HAHA!

Sep 21, 2004 23:59

I shall update finally.

OMG life needs to slow down. My life consists of trying to keep up with friends, work, school, MONEY, and countless other things that are constantly changing. *Sigh*. School has a ridiculous amount of reading to do, and a large amount of costly books I need to buy. As well I have noticed I am drifting away from my friends, not all of them, but most of them I barely have time to talk to at all!

I need a cell phone! Its really hard to keep in touch with people when I'm never at home. I really think a cell phone will drastically help me keep in touch with other people. Also I need more money, and I am serious. I leave my house in the morning and go to work, following work i go to school. Basically I'm not home from 9am until 11pm and its costs me a ton to be out all day, food alone is soooo much! And I eat and drink so much its not like I can just pack a lil sandwich for the day or something. In addition school supplies are costing me. So my entire paycheck goes towards school.

My love life is gone, and thats fine. However I feel I will be forever waiting for certain things to happen. I don't know if they ever will but I seem to be waiting nonetheless.

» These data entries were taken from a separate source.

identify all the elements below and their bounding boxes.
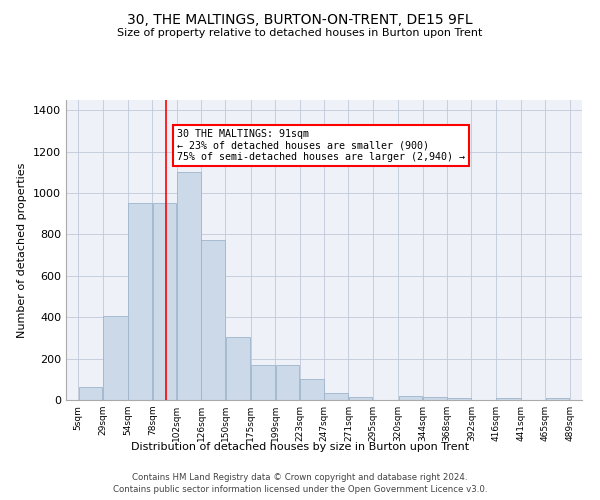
Bar bbox=[398, 396, 422, 400]
Bar bbox=[300, 380, 323, 400]
Bar bbox=[202, 240, 225, 400]
Y-axis label: Number of detached properties: Number of detached properties bbox=[17, 162, 28, 338]
Text: Contains HM Land Registry data © Crown copyright and database right 2024.: Contains HM Land Registry data © Crown c… bbox=[132, 472, 468, 482]
Bar bbox=[153, 204, 176, 400]
Bar bbox=[325, 393, 348, 400]
Bar bbox=[103, 316, 128, 400]
Bar bbox=[546, 398, 569, 400]
Bar bbox=[423, 397, 446, 400]
Bar bbox=[177, 172, 201, 400]
Bar bbox=[447, 398, 471, 400]
Bar bbox=[79, 386, 102, 400]
Bar bbox=[251, 365, 275, 400]
Text: Size of property relative to detached houses in Burton upon Trent: Size of property relative to detached ho… bbox=[118, 28, 482, 38]
Bar bbox=[496, 398, 521, 400]
Bar bbox=[275, 365, 299, 400]
Text: 30, THE MALTINGS, BURTON-ON-TRENT, DE15 9FL: 30, THE MALTINGS, BURTON-ON-TRENT, DE15 … bbox=[127, 12, 473, 26]
Bar bbox=[226, 337, 250, 400]
Text: Contains public sector information licensed under the Open Government Licence v3: Contains public sector information licen… bbox=[113, 485, 487, 494]
Text: 30 THE MALTINGS: 91sqm
← 23% of detached houses are smaller (900)
75% of semi-de: 30 THE MALTINGS: 91sqm ← 23% of detached… bbox=[177, 129, 465, 162]
Text: Distribution of detached houses by size in Burton upon Trent: Distribution of detached houses by size … bbox=[131, 442, 469, 452]
Bar bbox=[128, 204, 152, 400]
Bar bbox=[349, 397, 373, 400]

I'm not even entirely sure what it is I am waiting for.

I need my own room! This needs to be done soon, I've started converting my dads old office to my room but it is taking forever, i really need it done soon. Im driving myself nuts in my own room. actually i seem to be driving myself nuts no matter what is going on.

My mind seems to be flying towards a mental breakdown or depression. Im not sure which, but it feels like its going a million miles a minute and at some point its gonna crash into something. my stress level is rising. SOMEONE SAVE ME *flails wildly*

I have an ever growing list of things to do and no time or energy to ever catch up to them. i feel like i should just give up on everything and aim to just enjoy life. im starting to wish i had taken a year off before going to university. now that ive started im not gonna waste my cash and just drop out but i sorta think i should have though over this before and not just assumed i was ready for university.

ive noticed my health is deteriorating slowly, i usually have problems with stress taking itself out on my body. im hoping that i get it under control soon cause im going slowly insane.

my computer is DYING. yes DYING! i believe i have overrused it to the point where it is about to fall apart at the seams. it is barely working now. i cant afford a new one. what i wwould love is someone to drop a few grand in my lap to buy a top of the line alienware laptop. i could take it to school and type all my notes into it and use it at home.

im sick of running into fake people as well. people who say they will be there but really wont. people who say they care but just want to sorta stand there and listen but not really do anything! sometimes people like that are great but not right now. i need someone who says ill be there for you when you need help and to mean it, to mean it completely and not have some hidden agenda. someone who will genuinely help you out of the good of their hearts if you ask for help.

When the world is spinning one should always try and maintain sanity by remembering great words of wisdom. I have a few Ive heard along the way:

- Sex is an itch, love is forever.
- Life is too important to take seriously.
- A journey to a friends house is never a long one.
- Never put off today telling someone how you feel about them. Tomorrow they might not be there anymore.
- Always make sure to let your friends know how much you appreciate them. It might be those few words that make them feel like they have something to live for.
- Always remember the people who came before you.
- Being a good person might not impress anyone, it might not make you popular or famous, but at the end of each day you will be proud of yourself, and that is the greatest reward of all.

Thats all I can remember. Some are things I've heard from others and some are things I just have thought up myself over time. I should try and stick to them more myself as well.

The sun will rise tomorrow and another day will start, but what happens to those of us who are not finished with the previous day? Do we get left behind? Do we still exist in this day?

Time for me to end this journal. Enough has been said, points have been made, stresses somewhat vented. The world doesn't stop for one persons problems, so I guess I shouldn't either.

Goodnight all, and to all of you I wish happiness and joy.